Speech of J. Proctor Knott, of Kentucky, delivered in the U.S. House of Representatives on the St. Croix and Superior Land Grant, January 21, 1871.

On January 27, 1871, a forty year old congressman from Kentucky, who was little known outside of his state, sought recognition on the floor of the United States House of Representatives. In the next half hour, however, he would change that. He would take up the question of whether federal lands should be given to the St. Croix and Lake Superior Railroad in order to build a new line that would run from Houlton, Wisconsin, on the St. Croix River, to Superior, Wisconsin, located at the western end of Lake Superior and, as it happened, close by a scraggly Minnesota village of some three thousand people, called Duluth.

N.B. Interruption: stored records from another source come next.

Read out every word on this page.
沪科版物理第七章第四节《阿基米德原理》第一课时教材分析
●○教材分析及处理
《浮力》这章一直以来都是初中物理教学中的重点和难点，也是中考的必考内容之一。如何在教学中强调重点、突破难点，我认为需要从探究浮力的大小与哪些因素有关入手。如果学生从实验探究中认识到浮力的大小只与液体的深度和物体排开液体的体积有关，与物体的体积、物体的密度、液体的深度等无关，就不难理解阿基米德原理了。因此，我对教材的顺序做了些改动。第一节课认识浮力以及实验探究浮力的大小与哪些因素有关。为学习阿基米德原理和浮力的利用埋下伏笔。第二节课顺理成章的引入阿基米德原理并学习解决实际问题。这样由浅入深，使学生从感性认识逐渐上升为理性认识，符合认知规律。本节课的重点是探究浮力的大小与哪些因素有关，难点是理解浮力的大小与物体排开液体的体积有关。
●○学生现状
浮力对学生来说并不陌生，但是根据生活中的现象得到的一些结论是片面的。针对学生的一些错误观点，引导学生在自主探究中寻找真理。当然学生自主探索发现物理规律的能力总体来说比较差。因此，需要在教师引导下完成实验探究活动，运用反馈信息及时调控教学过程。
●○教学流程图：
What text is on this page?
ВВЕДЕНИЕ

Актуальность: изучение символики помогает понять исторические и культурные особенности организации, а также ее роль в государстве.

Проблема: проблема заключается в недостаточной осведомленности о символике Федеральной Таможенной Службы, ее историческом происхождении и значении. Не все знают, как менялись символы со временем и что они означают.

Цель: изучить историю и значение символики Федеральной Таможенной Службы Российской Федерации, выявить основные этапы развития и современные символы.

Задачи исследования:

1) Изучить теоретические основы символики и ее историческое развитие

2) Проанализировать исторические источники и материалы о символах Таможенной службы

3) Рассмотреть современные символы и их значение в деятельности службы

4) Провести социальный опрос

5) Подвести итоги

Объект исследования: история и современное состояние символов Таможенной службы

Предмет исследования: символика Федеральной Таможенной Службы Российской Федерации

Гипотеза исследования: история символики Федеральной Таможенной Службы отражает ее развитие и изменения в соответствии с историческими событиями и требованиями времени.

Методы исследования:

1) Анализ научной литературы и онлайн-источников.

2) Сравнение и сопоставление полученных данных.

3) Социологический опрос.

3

According to the Congressional Globe, Knott was interrupted by "laughter", "great laughter", "roars of laughter" and "shouts of laughter" a total of sixty-two times. Once he had finished, the bill for the railroad was dead as it could be, and he had made famous, by mistake, little Duluth, which the railroad had never meant to put on the map in the first place.

Read the speech here.

Also, I'm not 100% sure, but I believe that J. Proctor Knott is the man for whom the city of Proctor was named. Correct me if I'm wrong (i.e. "I may be full of shit.")

Comments

According to this you are correct as to the origin of Proctor's name.